The Transformer has recently emerged as the most popular framework for deep-learning NLP models. However, one of its flaws is that the Transformer can only handle inputs up to a specific length, and the model’s memory and computational requirements increase as this length squares. To address these concerns, the fundamental Transformer has been altered from various angles, resulting in minimalist Transformers, Reformer, and Performer. However, the SCROLLS team found that the evaluation tasks and metrics for these different solutions differed widely from system to system, making it hard to compare the models’ capacity to manage long-range text dependencies.
Language modeling perplexity evaluates long-context models, but this metric indicates model sensitivity to local, short-range patterns. The researchers combed through the current literature on long-text tasks. They hand-curated a subset of seven datasets, focusing on those requiring contextualizing and abstracting information from several text parts. The data is subsequently cleaned and translated to a unified text-to-text format, allowing a single model to be evaluated across all datasets.
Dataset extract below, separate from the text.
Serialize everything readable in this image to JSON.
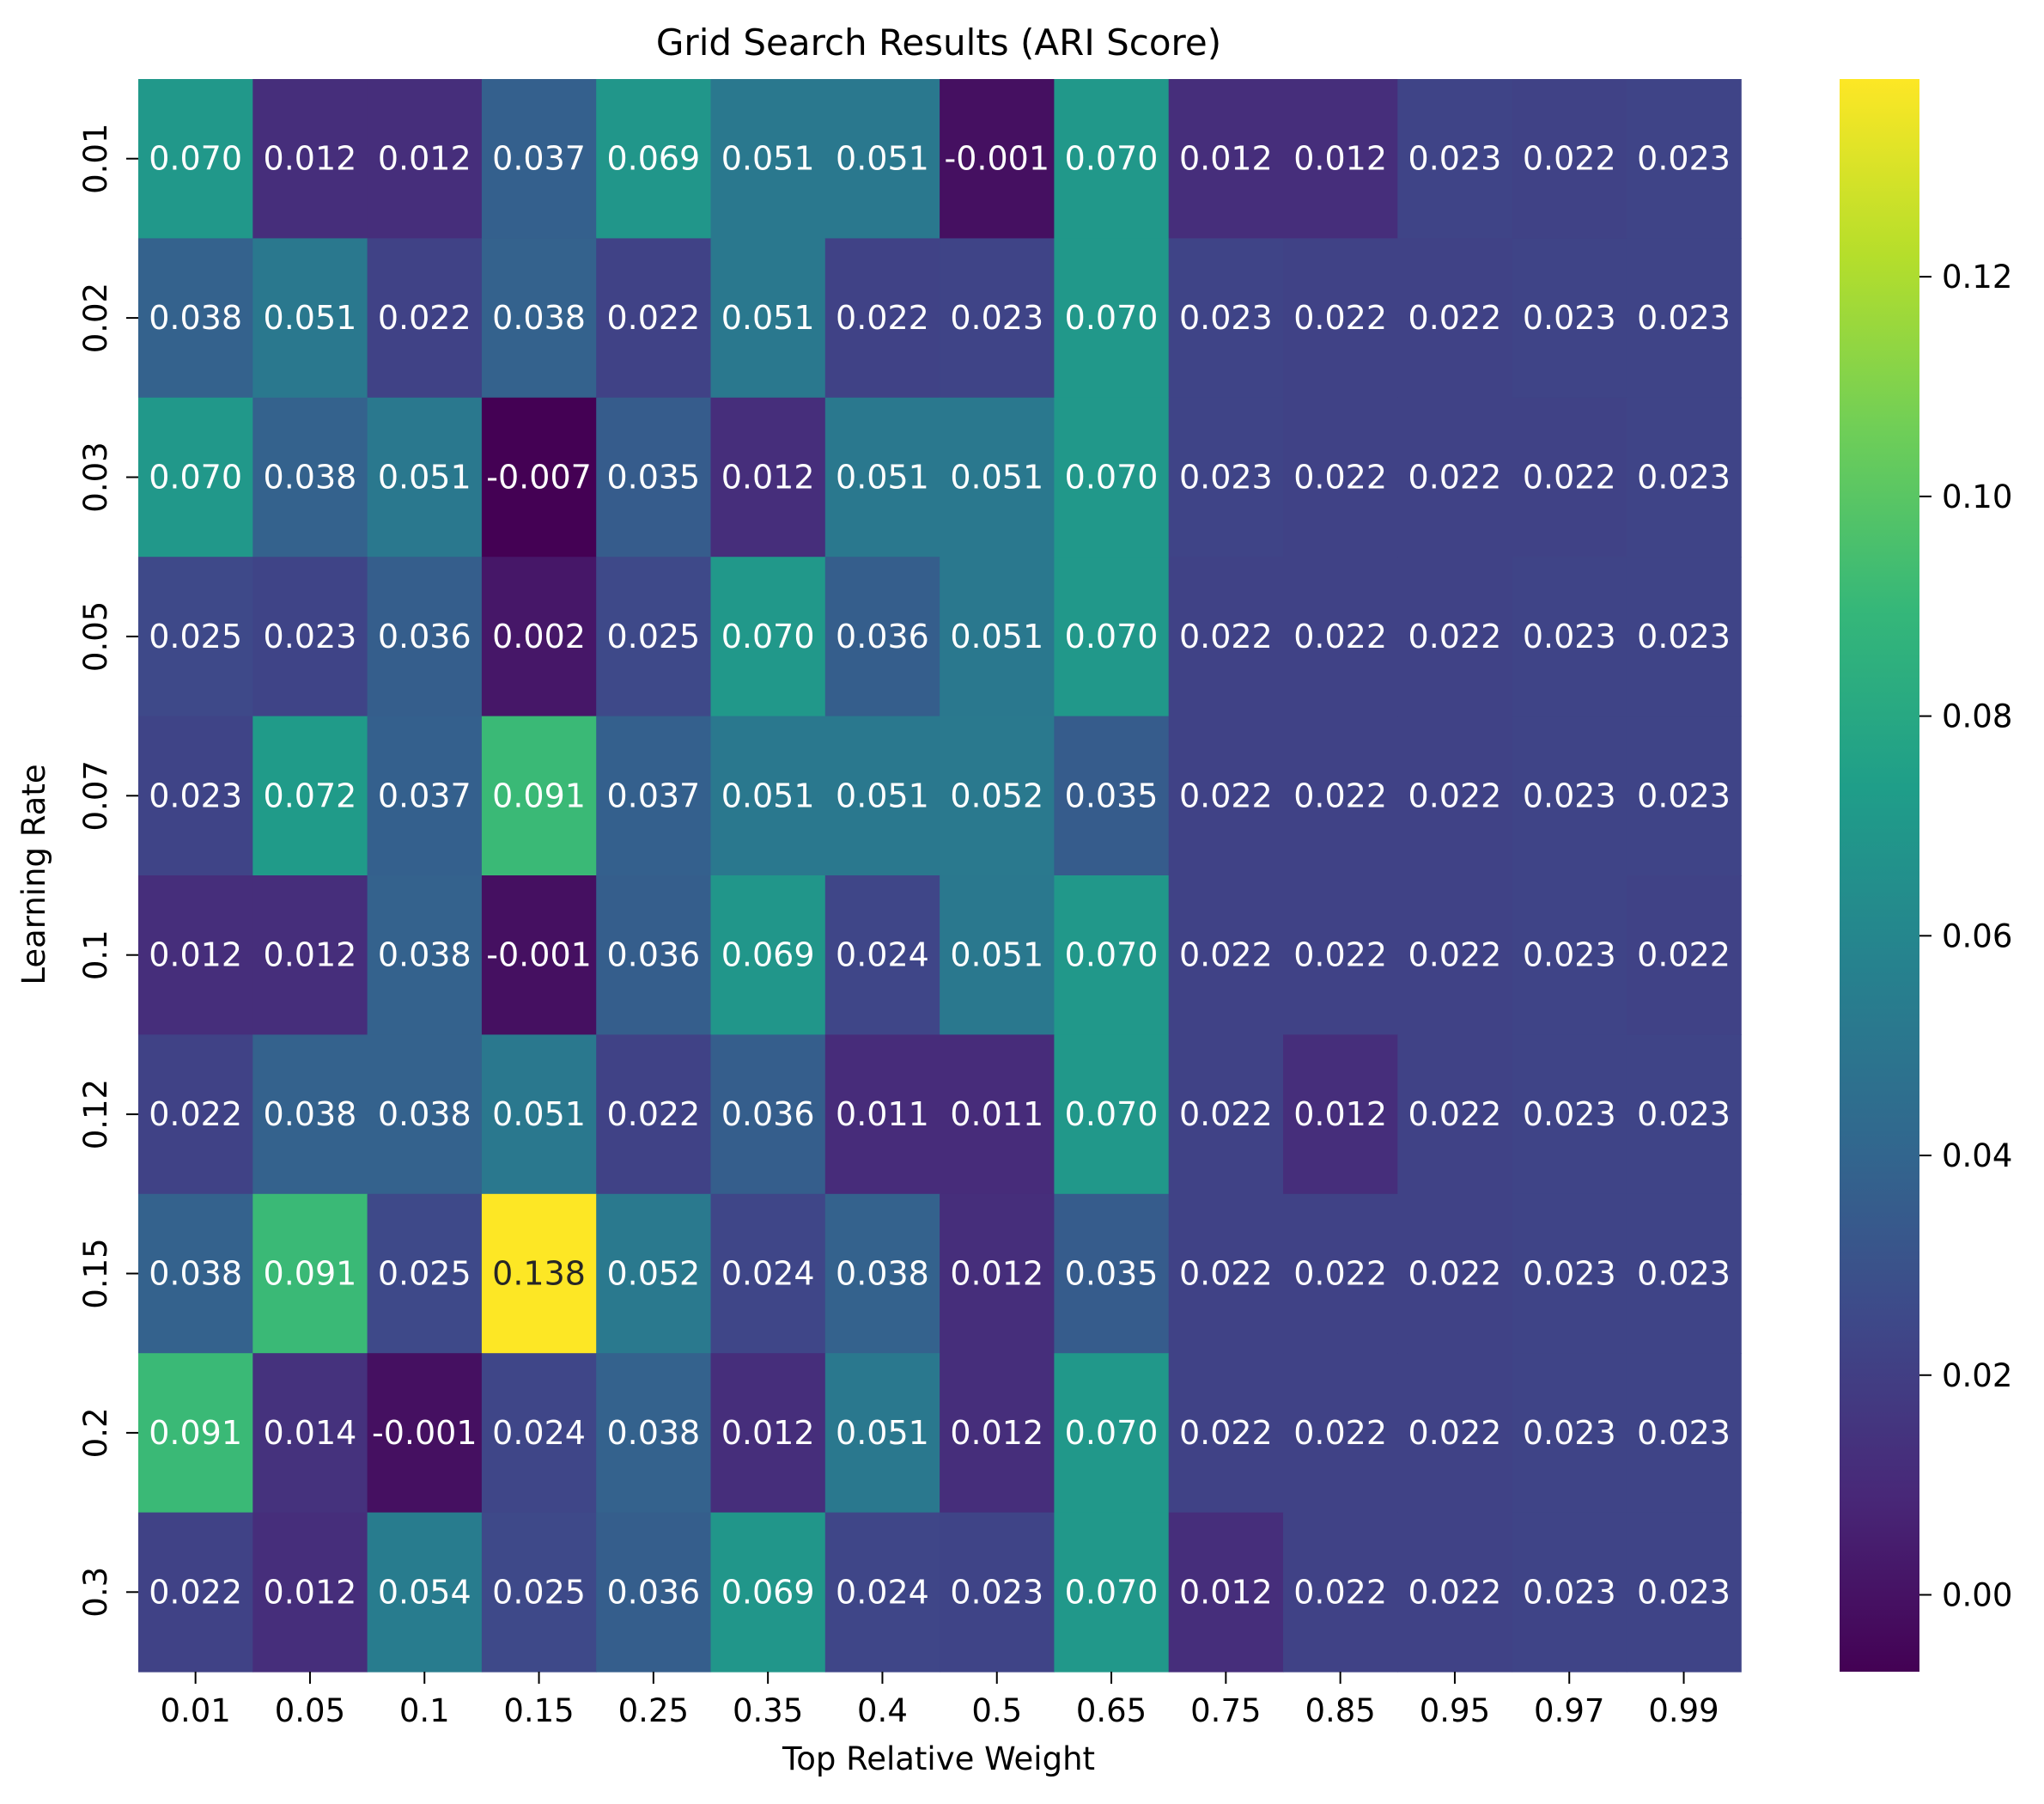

SCROLLS datasets are shown to be significantly longer than commonly used NLP benchmarks.
Hand curated datasets containing naturally long discourses:
- GovReport: An executive summary can be generated from a government report
- SummScreenFD: A recap can be generated from a given TV show transcript.
- QMSum: A query-based summary can be produced given a transcript of an academic, business, or government meeting.
- Qasper: Questions about the content of a scientific publication can be answered.
- NarrativeQA: Questions regarding the subject of a book or movie script can be addressed.
- QuALITY: Given a story or article, multiple-choice questions about the content can be answered.
- Contract NLI: Given a legal contract, it is possible to forecast whether or not a legal statement can be “entailed” from it.
The research team then compared SCROLLS to two other basic Transformer models: BART and Longformer Encoder-Decoder (LED). They also constructed a “naive” SCROLLS heuristic baseline by just recycling the starting of the feed as the output and evaluating the outcome. The researchers noticed a few patterns in the model’s performance. First, both models performed better when given larger “contexts” or input sequences. BART outperformed LED for a given context length, “suggesting that LED may be under-optimized.” By “7 to 10 points,” both models outscored the basic heuristic.
Initial baselines, such as the Longformer Encoder-Decoder, show that SCROLLS has much space for development. It’s past time to move beyond the single-sentence comfort zone and focus more on Long-Text NLP’s under-represented sector.